By Dan Kristie Special to The Mercury
Republican
U.S. Rep. Jim Gerlach is used to battling Democrats to keep his 6th
Congressional District seat, but he'll also have to fend off a GOP
challenger this year.
Gerlach, of West Pikeland, has served in
the House of Representatives since 2002 and will face a GOP challenger
in Pat Sellers, a Wallace resident who has been active in Coatesville
politics.
Sellers, who identifies himself as a tea party
candidate, is considered a long shot. He has raised little money and
has nowhere near the name recognition, or GOP support, that Gerlach
enjoys.
Of the four candidates, only Gerlach has held political
office. A fiscal conservative, Gerlach has opposed much of the spending
proposed by Congressional Democrats over the past three years. He also
voted against the Obamacare bill.
Gerlach, 55, is also known for strong constituent services and his work on senior citizen and veterans issues.
Sellers,
55, a master electrician, project manager and estimator for Philips
Brothers Electrical Contractors Inc., is running to the right of all
four candidates.
"I decided to enter the race to represent
Pennsylvania's 6th Congressional district because no other announced
candidate holds values close enough to those I find most important,"
Sellers states on his Web site. "Among those values are defending
individual liberty through self reliance, limited constitutional
government, sound money, property rights, free markets and a
non-interventionist foreign policy."
Dr. Manan Trivedi, 35, of
Union Township, a physician at Reading Hospital and Medical Center, and
Doug Pike, 60, a former newspaperman who recently moved to Paoli, are
vying for the Democratic nomination.
Although both Democrats
have raised similar sums from donors, Pike has given more than $1
million to his own campaign, giving him a significant cash advantage
over Trivedi.
Trivedi and Pike are more evenly matched and have
spent the primary season debating who will be better able to appeal to
the average 6th District voters this November. The district includes
communities in Montgomery, Chester and Berks counties a tiny area in
Lehigh County.
The Democratic race thus far has been more about image than ideology.
Trivedi,
who grew up in Reading and served as a U.S. Navy physician, said he
believes his local roots and military background will play well in the
Chester and Berks portions of the 6th District.
"I can appeal to the more than 60,000 veterans who live in this district," Trivedi said.
Gerlach's
past Democratic opponents have come from the affluent Main Line,
Trivedi noted, and therefore have had trouble relating to the full
range of the district's voters.
Trivedi has received
endorsements from the Chester County Democratic Committee and two
prominent voices in Chester County Democratic politics: county
Commissioner Kathi Cozzone and state Sen.

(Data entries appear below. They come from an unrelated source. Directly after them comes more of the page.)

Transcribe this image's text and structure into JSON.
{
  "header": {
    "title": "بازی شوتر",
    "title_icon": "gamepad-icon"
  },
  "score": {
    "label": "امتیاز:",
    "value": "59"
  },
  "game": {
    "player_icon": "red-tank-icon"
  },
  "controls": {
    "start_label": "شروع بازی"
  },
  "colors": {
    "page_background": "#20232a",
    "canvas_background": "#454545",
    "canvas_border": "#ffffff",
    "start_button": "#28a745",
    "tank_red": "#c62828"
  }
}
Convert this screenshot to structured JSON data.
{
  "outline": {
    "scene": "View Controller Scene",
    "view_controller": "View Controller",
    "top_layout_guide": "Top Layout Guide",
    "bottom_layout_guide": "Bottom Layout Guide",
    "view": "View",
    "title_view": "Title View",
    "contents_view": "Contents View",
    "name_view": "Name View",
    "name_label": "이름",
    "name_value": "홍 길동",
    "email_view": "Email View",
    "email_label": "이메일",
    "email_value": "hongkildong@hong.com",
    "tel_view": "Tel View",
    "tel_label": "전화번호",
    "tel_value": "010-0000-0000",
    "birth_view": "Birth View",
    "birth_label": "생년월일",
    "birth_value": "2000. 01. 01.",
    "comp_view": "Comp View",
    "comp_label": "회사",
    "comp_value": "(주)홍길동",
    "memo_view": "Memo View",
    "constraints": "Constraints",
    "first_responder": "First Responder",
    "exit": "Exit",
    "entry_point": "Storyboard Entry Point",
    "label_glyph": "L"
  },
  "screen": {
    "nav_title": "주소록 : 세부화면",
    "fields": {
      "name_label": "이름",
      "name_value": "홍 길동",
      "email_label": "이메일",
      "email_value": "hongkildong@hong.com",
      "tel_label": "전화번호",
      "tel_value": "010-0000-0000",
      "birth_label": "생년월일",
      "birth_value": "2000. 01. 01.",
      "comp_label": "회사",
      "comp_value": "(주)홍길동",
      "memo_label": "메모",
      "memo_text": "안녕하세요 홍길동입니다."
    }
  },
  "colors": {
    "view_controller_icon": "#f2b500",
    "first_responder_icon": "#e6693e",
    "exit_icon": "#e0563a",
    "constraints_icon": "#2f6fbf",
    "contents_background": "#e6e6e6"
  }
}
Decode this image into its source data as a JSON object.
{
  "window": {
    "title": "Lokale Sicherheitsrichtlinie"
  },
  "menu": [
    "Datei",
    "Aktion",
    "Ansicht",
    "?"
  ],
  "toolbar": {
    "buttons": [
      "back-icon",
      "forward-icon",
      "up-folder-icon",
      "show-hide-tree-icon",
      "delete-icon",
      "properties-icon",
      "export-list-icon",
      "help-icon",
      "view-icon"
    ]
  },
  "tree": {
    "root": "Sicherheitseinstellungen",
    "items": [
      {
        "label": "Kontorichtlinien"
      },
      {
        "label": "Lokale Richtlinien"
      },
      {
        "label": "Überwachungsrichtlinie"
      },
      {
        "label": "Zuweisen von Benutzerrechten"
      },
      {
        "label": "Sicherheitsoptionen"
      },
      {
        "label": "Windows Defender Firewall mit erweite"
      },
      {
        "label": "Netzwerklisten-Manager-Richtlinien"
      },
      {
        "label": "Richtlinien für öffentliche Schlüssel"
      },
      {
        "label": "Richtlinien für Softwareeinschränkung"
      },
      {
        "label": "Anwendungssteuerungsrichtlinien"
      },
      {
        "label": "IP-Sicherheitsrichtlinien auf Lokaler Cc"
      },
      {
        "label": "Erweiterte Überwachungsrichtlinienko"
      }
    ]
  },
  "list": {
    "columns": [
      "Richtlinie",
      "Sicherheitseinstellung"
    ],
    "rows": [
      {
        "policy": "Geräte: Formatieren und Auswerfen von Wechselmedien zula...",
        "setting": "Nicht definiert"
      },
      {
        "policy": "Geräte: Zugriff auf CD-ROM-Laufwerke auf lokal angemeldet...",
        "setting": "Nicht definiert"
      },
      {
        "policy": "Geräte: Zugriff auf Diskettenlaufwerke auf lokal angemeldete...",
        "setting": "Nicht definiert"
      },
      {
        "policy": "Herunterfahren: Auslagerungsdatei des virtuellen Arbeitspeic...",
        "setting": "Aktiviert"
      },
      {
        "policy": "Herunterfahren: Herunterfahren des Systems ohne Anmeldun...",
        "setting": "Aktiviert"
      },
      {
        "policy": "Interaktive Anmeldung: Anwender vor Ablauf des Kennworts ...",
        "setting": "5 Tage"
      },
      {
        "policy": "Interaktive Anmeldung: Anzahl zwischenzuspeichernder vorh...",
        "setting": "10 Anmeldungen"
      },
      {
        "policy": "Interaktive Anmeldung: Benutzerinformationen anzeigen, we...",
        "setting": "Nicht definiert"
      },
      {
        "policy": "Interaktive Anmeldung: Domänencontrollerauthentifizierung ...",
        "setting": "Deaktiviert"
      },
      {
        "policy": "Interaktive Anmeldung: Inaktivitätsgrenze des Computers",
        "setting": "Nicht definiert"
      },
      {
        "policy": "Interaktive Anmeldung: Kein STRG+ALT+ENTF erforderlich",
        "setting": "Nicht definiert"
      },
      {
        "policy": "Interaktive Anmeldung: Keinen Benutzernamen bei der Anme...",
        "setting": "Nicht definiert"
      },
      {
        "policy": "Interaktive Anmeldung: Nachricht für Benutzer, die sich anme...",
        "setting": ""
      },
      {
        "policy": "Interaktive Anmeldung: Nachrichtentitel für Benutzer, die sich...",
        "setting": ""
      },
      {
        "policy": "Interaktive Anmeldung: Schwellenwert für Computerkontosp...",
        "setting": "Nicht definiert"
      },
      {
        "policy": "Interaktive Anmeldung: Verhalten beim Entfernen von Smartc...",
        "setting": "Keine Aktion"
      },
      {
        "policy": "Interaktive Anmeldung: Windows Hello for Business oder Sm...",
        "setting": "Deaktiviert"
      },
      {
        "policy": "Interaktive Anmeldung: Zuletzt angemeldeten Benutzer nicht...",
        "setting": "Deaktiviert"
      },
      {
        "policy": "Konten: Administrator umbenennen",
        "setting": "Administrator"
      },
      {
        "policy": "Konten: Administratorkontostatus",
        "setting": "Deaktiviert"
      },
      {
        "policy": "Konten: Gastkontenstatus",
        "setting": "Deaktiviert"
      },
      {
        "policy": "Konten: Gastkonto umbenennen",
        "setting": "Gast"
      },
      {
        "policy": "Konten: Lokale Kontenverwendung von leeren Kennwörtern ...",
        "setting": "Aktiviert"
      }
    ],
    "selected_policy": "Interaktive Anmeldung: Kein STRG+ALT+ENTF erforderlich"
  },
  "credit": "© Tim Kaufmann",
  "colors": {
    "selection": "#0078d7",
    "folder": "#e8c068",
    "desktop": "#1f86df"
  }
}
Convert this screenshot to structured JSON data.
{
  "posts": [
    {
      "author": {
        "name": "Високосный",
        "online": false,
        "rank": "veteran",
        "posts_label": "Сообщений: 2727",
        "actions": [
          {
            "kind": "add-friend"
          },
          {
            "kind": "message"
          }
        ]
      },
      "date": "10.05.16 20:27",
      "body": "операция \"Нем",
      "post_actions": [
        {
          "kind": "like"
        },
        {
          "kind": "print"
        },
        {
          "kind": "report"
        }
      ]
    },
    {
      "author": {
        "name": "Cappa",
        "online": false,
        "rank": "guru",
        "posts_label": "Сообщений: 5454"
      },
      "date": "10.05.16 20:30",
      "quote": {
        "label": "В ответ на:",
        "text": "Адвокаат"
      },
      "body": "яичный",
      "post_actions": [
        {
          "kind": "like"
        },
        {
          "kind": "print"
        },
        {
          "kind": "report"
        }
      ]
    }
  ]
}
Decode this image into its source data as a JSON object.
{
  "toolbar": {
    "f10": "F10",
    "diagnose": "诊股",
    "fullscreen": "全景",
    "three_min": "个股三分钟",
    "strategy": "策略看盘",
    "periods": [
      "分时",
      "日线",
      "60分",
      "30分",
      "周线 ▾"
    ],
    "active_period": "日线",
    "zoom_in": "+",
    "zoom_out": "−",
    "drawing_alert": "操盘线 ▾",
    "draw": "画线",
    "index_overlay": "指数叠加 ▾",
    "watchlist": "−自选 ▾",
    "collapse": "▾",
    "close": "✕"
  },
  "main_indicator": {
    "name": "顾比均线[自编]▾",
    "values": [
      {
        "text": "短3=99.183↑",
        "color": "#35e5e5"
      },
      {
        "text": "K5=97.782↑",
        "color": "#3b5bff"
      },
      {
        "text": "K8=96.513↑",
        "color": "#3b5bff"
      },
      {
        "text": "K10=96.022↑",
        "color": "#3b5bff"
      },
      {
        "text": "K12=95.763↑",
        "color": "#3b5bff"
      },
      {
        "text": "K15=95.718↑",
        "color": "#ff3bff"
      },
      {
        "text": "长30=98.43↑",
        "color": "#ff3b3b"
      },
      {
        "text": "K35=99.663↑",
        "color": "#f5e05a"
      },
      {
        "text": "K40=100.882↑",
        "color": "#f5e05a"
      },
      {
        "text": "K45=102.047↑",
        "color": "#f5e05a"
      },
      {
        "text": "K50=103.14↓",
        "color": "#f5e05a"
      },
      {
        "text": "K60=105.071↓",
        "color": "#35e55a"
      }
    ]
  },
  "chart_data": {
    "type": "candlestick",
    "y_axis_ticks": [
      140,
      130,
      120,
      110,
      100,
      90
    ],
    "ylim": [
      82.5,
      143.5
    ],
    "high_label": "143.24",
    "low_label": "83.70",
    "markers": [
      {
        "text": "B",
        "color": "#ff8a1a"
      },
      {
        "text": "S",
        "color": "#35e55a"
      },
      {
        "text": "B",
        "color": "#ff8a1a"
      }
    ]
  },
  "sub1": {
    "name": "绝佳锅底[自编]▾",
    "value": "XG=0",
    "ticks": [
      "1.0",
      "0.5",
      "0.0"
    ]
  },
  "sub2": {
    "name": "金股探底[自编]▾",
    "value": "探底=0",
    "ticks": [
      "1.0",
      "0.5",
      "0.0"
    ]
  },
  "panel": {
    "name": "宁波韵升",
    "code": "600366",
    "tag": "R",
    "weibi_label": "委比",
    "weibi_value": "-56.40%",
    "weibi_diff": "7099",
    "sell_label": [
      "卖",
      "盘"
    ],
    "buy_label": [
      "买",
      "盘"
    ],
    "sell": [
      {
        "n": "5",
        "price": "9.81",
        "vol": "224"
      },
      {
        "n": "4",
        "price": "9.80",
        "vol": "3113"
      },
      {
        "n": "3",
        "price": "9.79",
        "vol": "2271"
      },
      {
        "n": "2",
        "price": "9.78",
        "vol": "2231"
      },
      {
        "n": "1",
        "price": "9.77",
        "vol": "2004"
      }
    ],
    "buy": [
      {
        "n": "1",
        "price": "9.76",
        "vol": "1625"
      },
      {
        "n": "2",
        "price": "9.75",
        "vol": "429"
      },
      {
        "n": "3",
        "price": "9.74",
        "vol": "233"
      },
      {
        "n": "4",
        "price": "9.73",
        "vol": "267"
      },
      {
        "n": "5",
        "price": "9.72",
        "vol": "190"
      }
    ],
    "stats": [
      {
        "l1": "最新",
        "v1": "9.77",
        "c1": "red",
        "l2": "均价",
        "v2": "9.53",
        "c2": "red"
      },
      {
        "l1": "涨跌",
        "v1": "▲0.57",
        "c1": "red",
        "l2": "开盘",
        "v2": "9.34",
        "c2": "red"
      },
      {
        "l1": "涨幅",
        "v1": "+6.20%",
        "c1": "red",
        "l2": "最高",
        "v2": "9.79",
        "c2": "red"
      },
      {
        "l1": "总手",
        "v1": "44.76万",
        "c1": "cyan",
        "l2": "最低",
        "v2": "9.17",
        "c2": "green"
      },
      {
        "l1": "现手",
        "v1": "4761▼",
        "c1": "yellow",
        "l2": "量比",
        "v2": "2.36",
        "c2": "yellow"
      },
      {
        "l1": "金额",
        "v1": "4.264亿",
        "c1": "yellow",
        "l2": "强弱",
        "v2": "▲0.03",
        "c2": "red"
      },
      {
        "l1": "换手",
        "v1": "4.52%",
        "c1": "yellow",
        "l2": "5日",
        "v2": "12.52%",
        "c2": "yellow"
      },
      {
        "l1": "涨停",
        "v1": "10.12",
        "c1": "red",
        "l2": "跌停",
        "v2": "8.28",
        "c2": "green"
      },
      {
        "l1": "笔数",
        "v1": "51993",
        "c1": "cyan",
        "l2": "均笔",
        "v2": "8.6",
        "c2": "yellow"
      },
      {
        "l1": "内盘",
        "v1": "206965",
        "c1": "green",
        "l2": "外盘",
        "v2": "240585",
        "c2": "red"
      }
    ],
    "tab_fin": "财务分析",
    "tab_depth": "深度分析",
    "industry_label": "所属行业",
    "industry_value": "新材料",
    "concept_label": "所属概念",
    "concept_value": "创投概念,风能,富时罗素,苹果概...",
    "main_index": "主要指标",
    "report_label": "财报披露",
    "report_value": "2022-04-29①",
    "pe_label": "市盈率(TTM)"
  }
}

Andy Dinniman, D-19th, of
West Whiteland.
Pike, who spent years on the Philadelphia
Inquirer's editorial board, has received endorsements from many labor
unions and from Democratic leaders across the greater Philadelphia area.
Pike
said his long record of speaking out on behalf of the rights of working
people will play well in all corners of the 6th District.
"I have been fighting for the average person for decades as a journalist," Pike said.
Pike also has been critical of Republican leaders.
"The Republicans sold their soul to President Bush and now don't have the decency to clean up the mess," Pike said.
The
son of Otis Pike, a nine-term Democratic Congressman from New York,
Pike said he is the Democratic candidate best able to put together a
strong campaign opposing Gerlach.
Although Pike has been
criticized for attempting to buy a seat in Congress, he said his
willingness to donate money to his own campaign has been an advantage.
"I've
got the resources," Pike said. "At the end of March, I had three times
the war chest of Jim Gerlach. Never has he been at that kind of a
disadvantage."
As of the last campaign finance report filing,
Pike had $1.1 million on hand, while Trivedi had $151,478 and Gerlach
had $295,506.
Gerlach won the 6th District seat by narrow
margins in 2002 and has held onto it by similarly narrow margins ever
since. The 6th District is considered the most competitive
Congressional race in the country, according to a recent study by
University of Minnesota.
The race for the 6th District looked to
be more competitive than usual this year, following Gerlach's 2009
announcement that he would leave his congressional seat and run for the
Republican gubernatorial nomination.
But early this year, he
determined he could not raise enough money to beat Pennsylvania
Attorney General Tom Corbett in the GOP primary and decided instead to
seek re-election in the 6th District.